Beteiligungsverhältnisse beu Thomas Cook
Alles hängt jetzt an der Condor

In der Vergangenheit hatte Karstadt-Quelle mehrfach Interesse bekundet, den Touristikkonzern Thomas Cook vollständig zu überbehmen. Die Chancen dafür sind nun offenbar erheblich gestiegen. Eine wichtige Rolle spielt dabei die Zukunft der Ferienfluggesellschaft Condor.

cs/ek DÜSSELDORF. Die Ablösung von Thomas-Cook-Chef Thomas Holtrop steht Einschätzungen aus Branchenkreisen zufolge in unmittelbarem Zusammenhang mit der Neuordnung der Beteiligungsverhältnisse bei dem bisherigen 50:50-Joint-Venture von Karstadt-Quelle und Lufthansa. Offenbar wollten die Gesellschafter einen Neuanfang ohne Holtrop beginnen.

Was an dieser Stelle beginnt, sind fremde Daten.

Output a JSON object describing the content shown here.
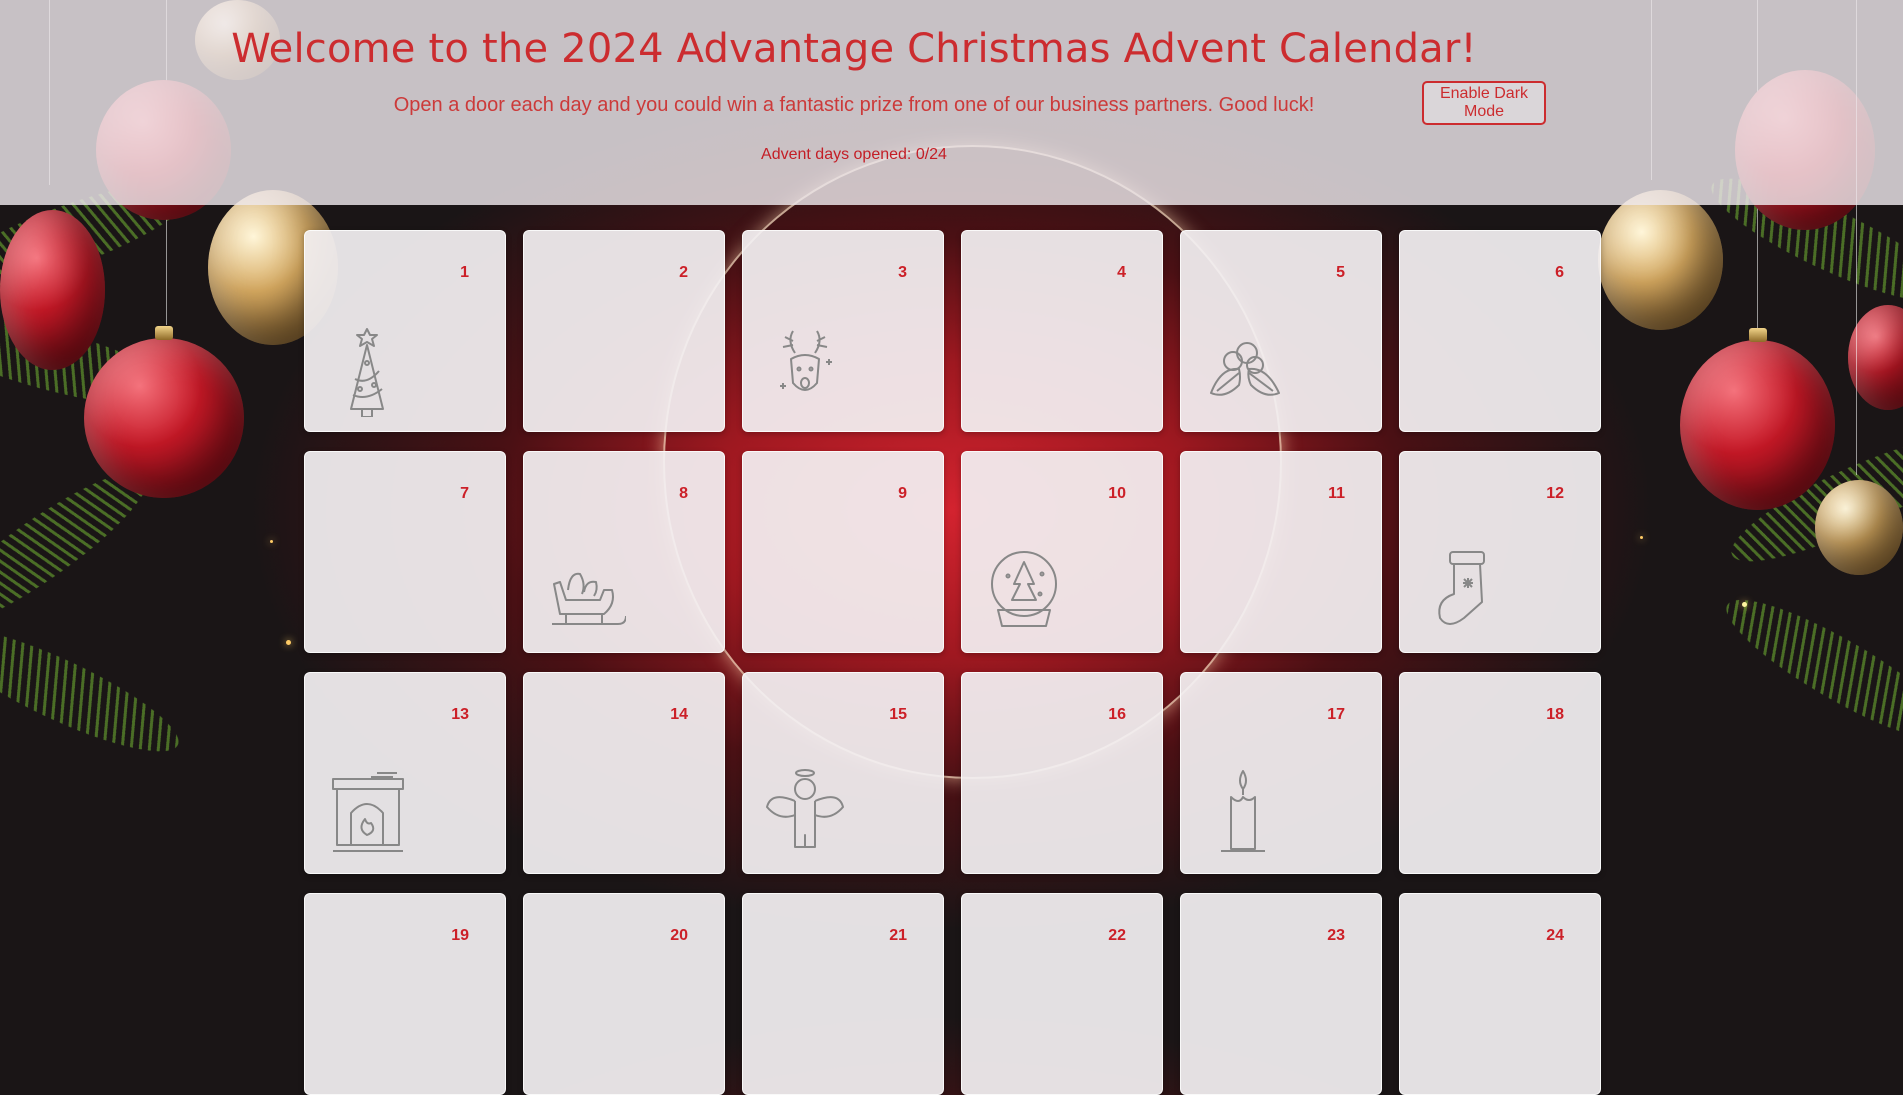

Aus dem Unternehmen hatte es schon am Montag Andeutungen gegeben, dass die Chancen von Karstadt, Thomas Cook bereits in dieser oder der nächsten Woche komplett zu übernehmen, erheblich gestiegen seien. Weder Karstadt noch Lufthansa wollten dies am gestrigen Dienstag kommentieren. Das Joint Venture war 1998 aus der Fusion der Lufthansa-Tochter Condor und Neckermann Touristik, der heutigen Kernmarke von Thomas Cook, entstanden.

Karstadt-Quelle-Vorstandschef Thomas Middelhoff hatte in der Vergangenheit mehrfach Interesse bekundet, Thomas Cook vollständig zu übernehmen. Ein schneller Erwerb der Lufthansa-Anteile scheiterte bislang jedoch daran, dass Lufthansa-Chef Wolfgang Mayrhuber stets signalisiert hatte, die Fluggesellschaft habe bei diesem Geschäft keine Eile.

In der Branche wurde das zunächst darauf zurückgeführt, dass sich beide Seiten über Wert und Preis der Beteiligung uneinig waren und sich tief insVerhandlungspoker verstrickt hatten. Hinzu kam die Frage nach der Zukunft der Ferienfluggesellschaft Condor. Offen war, ob die einstige Lufthansa-Tochter, deren fliegendes Personal durchweg mit gut dotierten Konzern-Arbeitsverträgen der Kranich-Airline ausgestattet ist, bei Thomas Cook bleibt oder zur Muttergesellschaft zurückkehrt.

Branchenkreise spekulieren, dass sich die Thomas-Cook-Partner auf einen Verbleib der Condor im Touristikkonzern geeinigt haben. Dort könne sie zumindest für eine Übergangszeit weiter operieren beziehungsweise über einen neuen Partner – etwa einen Finanzinvestor – auf eine andere Basis gestellt werden. In Kreisen von Karstadt-Quelle waren solche Überlegungen schon zu einem früheren Zeitpunkt angestellt worden. An einem Betrieb der Airline sei der Essener Warenhaus- und Versandkonzern jedenfalls nicht interessiert. Die lang anhaltende Unsicherheit über den neuen Zuschnitt von Thomas Cook gilt in Luftfahrt- wie in Touristikkreisen als eines der großen Hemmnisse auf dem Weg, die Luftfahrtbranche in Deutschland zu konsolidieren.